The wages of sin is death (Rom 6:23a), and death it will be. It will be the outpouring of divine exasperation when once divine patience had prevailed throughout one's life.

Isaiah's picture of mountains soaked with the blood of the slain (Isa 34:3) is gory and gruesome, just to read. What would the eventual reality be like? Alec Motyer's translation reads:

"For Yahweh has lost patience with all the nations;
his rage is hot against all their host.
He has appointed them to utter destruction,
consigned them to slaughter,
and, as for their slain, they will be thrown out,
and as for their corpses, their stench will rise up,
and mountains will be dissolved by their blood,
and all the host of heaven will rot..." (Isa 34:2-4).

Yes, and praise God that the company of the saved will be innumerable.

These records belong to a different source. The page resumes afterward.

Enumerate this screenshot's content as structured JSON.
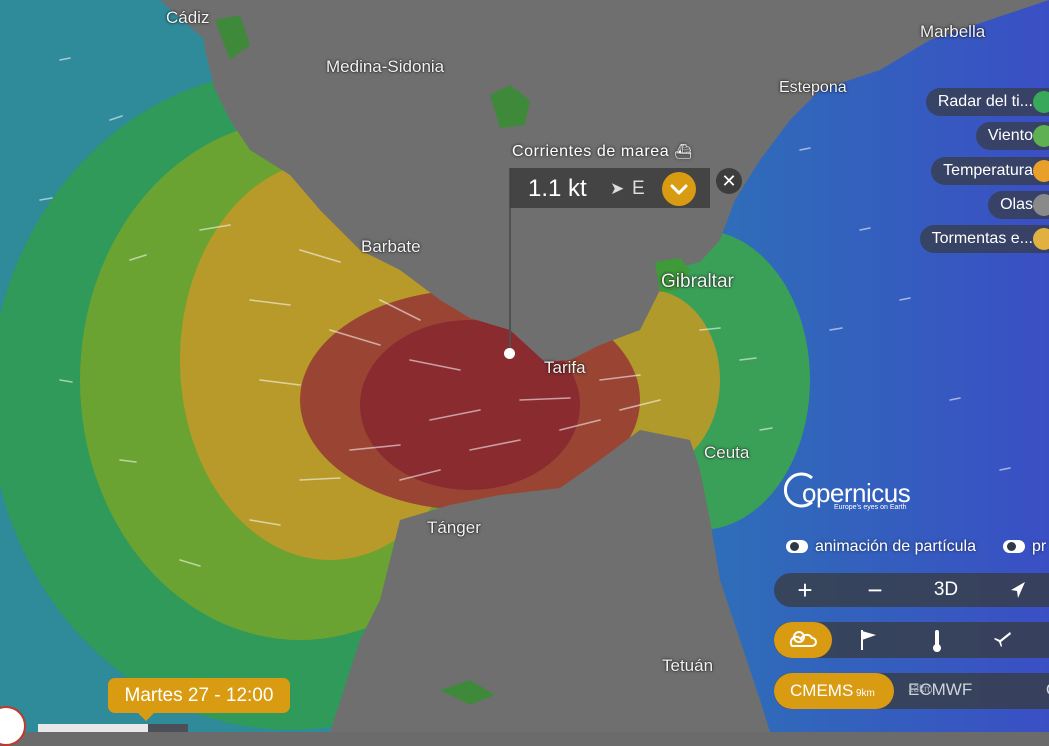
{
  "map": {
    "cities": [
      {
        "key": "cadiz",
        "label": "Cádiz"
      },
      {
        "key": "medina",
        "label": "Medina-Sidonia"
      },
      {
        "key": "marbella",
        "label": "Marbella"
      },
      {
        "key": "estepona",
        "label": "Estepona"
      },
      {
        "key": "barbate",
        "label": "Barbate"
      },
      {
        "key": "gibraltar",
        "label": "Gibraltar"
      },
      {
        "key": "tarifa",
        "label": "Tarifa"
      },
      {
        "key": "ceuta",
        "label": "Ceuta"
      },
      {
        "key": "tanger",
        "label": "Tánger"
      },
      {
        "key": "tetuan",
        "label": "Tetuán"
      }
    ],
    "colors": {
      "land": "#6e6e6e",
      "land_light": "#7a7a7a",
      "sea_blue": "#2f5fc4",
      "current_strong": "#8a2a2a",
      "accent": "#d89b11"
    }
  },
  "popup": {
    "layer_label": "Corrientes de marea",
    "layer_icon": "boat-waves-icon",
    "value": "1.1 kt",
    "direction_arrow": "➤",
    "direction": "E",
    "expand_icon": "chevron-down-icon",
    "close_icon": "close-icon"
  },
  "layers": [
    {
      "label": "Radar del ti...",
      "color": "#3aa85a"
    },
    {
      "label": "Viento",
      "color": "#5fb052"
    },
    {
      "label": "Temperatura",
      "color": "#e8a02a"
    },
    {
      "label": "Olas",
      "color": "#8a8a8a"
    },
    {
      "label": "Tormentas e...",
      "color": "#e0b040"
    }
  ],
  "logo": {
    "name": "opernicus",
    "tagline": "Europe's eyes on Earth"
  },
  "toggles": [
    {
      "label": "animación de partícula"
    },
    {
      "label": "pr"
    }
  ],
  "controls": {
    "zoom_in": "+",
    "zoom_out": "−",
    "view_3d": "3D",
    "locate_icon": "navigation-arrow-icon",
    "overlay_icons": [
      "weather-icon",
      "flag-wind-icon",
      "thermometer-icon",
      "airplane-icon"
    ],
    "models": [
      {
        "name": "CMEMS",
        "res": "9km"
      },
      {
        "name": "ECMWF",
        "res": "13km"
      },
      {
        "name": "C",
        "res": ""
      }
    ]
  },
  "timeline": {
    "label": "Martes 27 - 12:00"
  }
}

But what about the multitudes who will stand unready, unfit, hopeless, in the valley of that eternal decision?

Jesus did not hide his face, or ours, from it (Mt 25:46), nor did John make any attempt to camouflage the grim procession to the lake of fire (Rev 20:12-15). Will these be people we know, people we love? Are they people for whom we have a responsibility in the gospel?

Today is the day to ponder these things. In light of God's word, it is also the day to look to ourselves and to determine to flee from sin. Even though our eternity is as secure as if we were already before the Throne, which, in reality, we are (Eph 2:4-6), yet, as long as God leaves us tarrying on earth, sin still brings death.

Like our ancestors we face daily the choice of life or death (Dt 30:15-16) -- to choose the good and not the evil, to refuse disobedience and cultivate obedience. For it is the Lord's Word, his commands, which bring life (that you may live) and progress (and multiply), blessings and inheritance (possess). Peter taught that God gives his Holy Spirit to those who obey him (Ac 5:32).